Sayfalar

4 Nisan 2023 Salı

Takyıldız


 

1970'li yılların çocukluğunda ilk müzik zevklerim filizlenmeye başlarken Hey dergisiyle tanışmıştım. Abdi İpekçi'nin yönetimindeki Milliyet gazetesi her gün verdiği eklerle dergicilik ateşini de alevlendiriyordu. Aktüalite, Sanat, Spor gibi verdiği eklerden biri de müzik dergisi olan Hey'di. Sonradan Sanat dergisi gibi bağımsız olarak çıkacak olan Hey, alanında büyük bir boşluğu dolduracaktı. O zamanlar popüler bir dergi olarak görülüp, entelektüel çevrelerde pek kıymet verilmese de bugün bakıldığında harika işler yapıldığı görülür. O gün çıkan plak kritiklerinin titizliği, listelerin güvenilirliğine bugün pek rastlayabileceğimizi söyleyemem. Yapılan röportajlar gündemi sürerken yabancı müziklerde güncelliği ölçüsünde yer alırdı. 

O dönemde Cihan Akerson Brüksel'den Bildiriyor gibi anonslarla yurtdışındaki konserler ve haberler bizzat izlenir duyurulurdu. Hatta aklımda kaldığı kadar Mehmet Ali Birand'ın bir Rolling Stones konserini haberleştirmişti. Geleceğin dış haberler gazetecilerinin yurtdışı müzik haberlerinin izini sürdüğü güzelliklerdendi o günler. 


Hey dergisinde çıkan haber ve röportajları kim yapmış diye isimlere bakma alışkanlığımda o zamanlarda oluşmuştu. O gün aklıma kazınan isimlerden biri de Erhan Akyıldız'dı. Bu ismi daha sonradan gazetelerde müzik dışında haberlerde görsem de ister istemez aklıma hep Hey gelirdi. Sonraları Gırgır'a girdik ve artık ben de Cağaloğlu'ndaydım. Ancak Gırgır'dan ayrılıp, Hıbır dergisinin kurulmasıyla Cağaloğlu denilen büyülü alemden kopacaktım. Hıbır dergisinin bağlı bulunduğu yayın grubunda Nokta dergisi de çıkıyordu ve orada Erhan Akyıldız da bulunuyordu. O siyasi haberlerin keşmekeşinde ona gidip Hey dergisinden bahsetmek olmazdı da... zaten etmedim de.  Bir ara Tolga'ya bunu anlattığımda, "Keşke Hey dergisinden bahsetseydin, babam o günleri zevkle anlatırdı sana." demişti. 
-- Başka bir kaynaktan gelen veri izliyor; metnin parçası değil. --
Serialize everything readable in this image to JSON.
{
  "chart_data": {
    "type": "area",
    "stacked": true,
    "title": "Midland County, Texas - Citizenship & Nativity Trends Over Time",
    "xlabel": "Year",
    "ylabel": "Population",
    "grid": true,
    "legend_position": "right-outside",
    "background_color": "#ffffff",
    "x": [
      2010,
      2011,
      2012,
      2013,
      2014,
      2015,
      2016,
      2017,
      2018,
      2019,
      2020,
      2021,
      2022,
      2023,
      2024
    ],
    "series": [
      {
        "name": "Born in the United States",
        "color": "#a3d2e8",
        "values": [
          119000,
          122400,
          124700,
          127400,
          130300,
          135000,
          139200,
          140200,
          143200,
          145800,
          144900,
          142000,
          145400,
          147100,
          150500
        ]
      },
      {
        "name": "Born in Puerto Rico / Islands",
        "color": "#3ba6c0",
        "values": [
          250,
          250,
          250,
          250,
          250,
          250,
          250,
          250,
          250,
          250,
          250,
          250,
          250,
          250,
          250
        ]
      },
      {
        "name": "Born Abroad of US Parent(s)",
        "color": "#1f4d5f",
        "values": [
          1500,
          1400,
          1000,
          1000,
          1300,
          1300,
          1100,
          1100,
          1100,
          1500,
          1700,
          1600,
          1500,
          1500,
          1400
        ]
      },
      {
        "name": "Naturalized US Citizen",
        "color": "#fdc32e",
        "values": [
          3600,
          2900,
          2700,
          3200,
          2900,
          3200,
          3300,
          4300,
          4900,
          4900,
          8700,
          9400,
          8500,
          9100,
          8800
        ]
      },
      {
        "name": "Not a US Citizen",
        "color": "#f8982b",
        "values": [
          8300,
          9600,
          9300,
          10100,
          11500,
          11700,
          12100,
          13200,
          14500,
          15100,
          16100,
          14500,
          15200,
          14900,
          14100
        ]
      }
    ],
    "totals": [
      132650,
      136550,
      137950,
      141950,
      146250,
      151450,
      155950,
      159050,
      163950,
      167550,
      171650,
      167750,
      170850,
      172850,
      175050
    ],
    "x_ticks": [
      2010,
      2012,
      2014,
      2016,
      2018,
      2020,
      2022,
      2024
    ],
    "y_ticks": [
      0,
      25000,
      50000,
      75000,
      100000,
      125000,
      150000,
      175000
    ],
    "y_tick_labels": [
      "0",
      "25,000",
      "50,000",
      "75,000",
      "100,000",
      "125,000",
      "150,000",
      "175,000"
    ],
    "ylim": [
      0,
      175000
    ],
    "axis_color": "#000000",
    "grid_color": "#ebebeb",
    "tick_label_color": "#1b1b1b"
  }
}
Çocukluk yıllarımda Hey dergisiyle tanıdığım Erhan Akyıldız'ın oğlu Tolga da müzik dergiciliğini sürdürmüştü. Bu seferki bizim kuşağın serüveniydi. O da ilk olarak Hey dergisinde başladı ve efsanevi fanzin Laneth'in çıkmasına emek verdi. Sonrasında Blue Jean ve Milliyet'teki müzik yazıları gelecekti. 

Tolga ile en son Athena Gökhan'ın "Kendi Yolumda" filminin galasında karşılaşmıştık, ondan önce de Çağlan'ın (Tekil) yoğun bakımda olduğu günlerdeki ziyaretimizde. Çağlan beyin kanaması geçirmiş ve yoğun bakımda uzun süre kaldıktan sonra hayata veda etmişti. Bu hafta başı aldığım bir haberde de Tolga'nın beyin kanaması sonucu hastaneye kaldırıldığı ve öldüğünü öğrenecektim. Çok genç yaşta ve gene beyin kanaması... oysa hem Çağlan hem de Tolga rock ve müzik adına daha çok güzel şeyler yapacaklardı ama bu da bir beyin göçü oldu. 

Gerçekten üzgünüm... artık bir konserde karşılaştığımızda, "Beyler bakın bu adam olmasaydı, bu işler olmazdı" diyecek Tolga yok aramızda. Tıpkı "Aptul Usta" diyen Çağlan'ın da aramızda olmadığı gibi. Ancak onlar her zaman hatıralarımızda yaşayacak... sesleri hala kulaklarımda.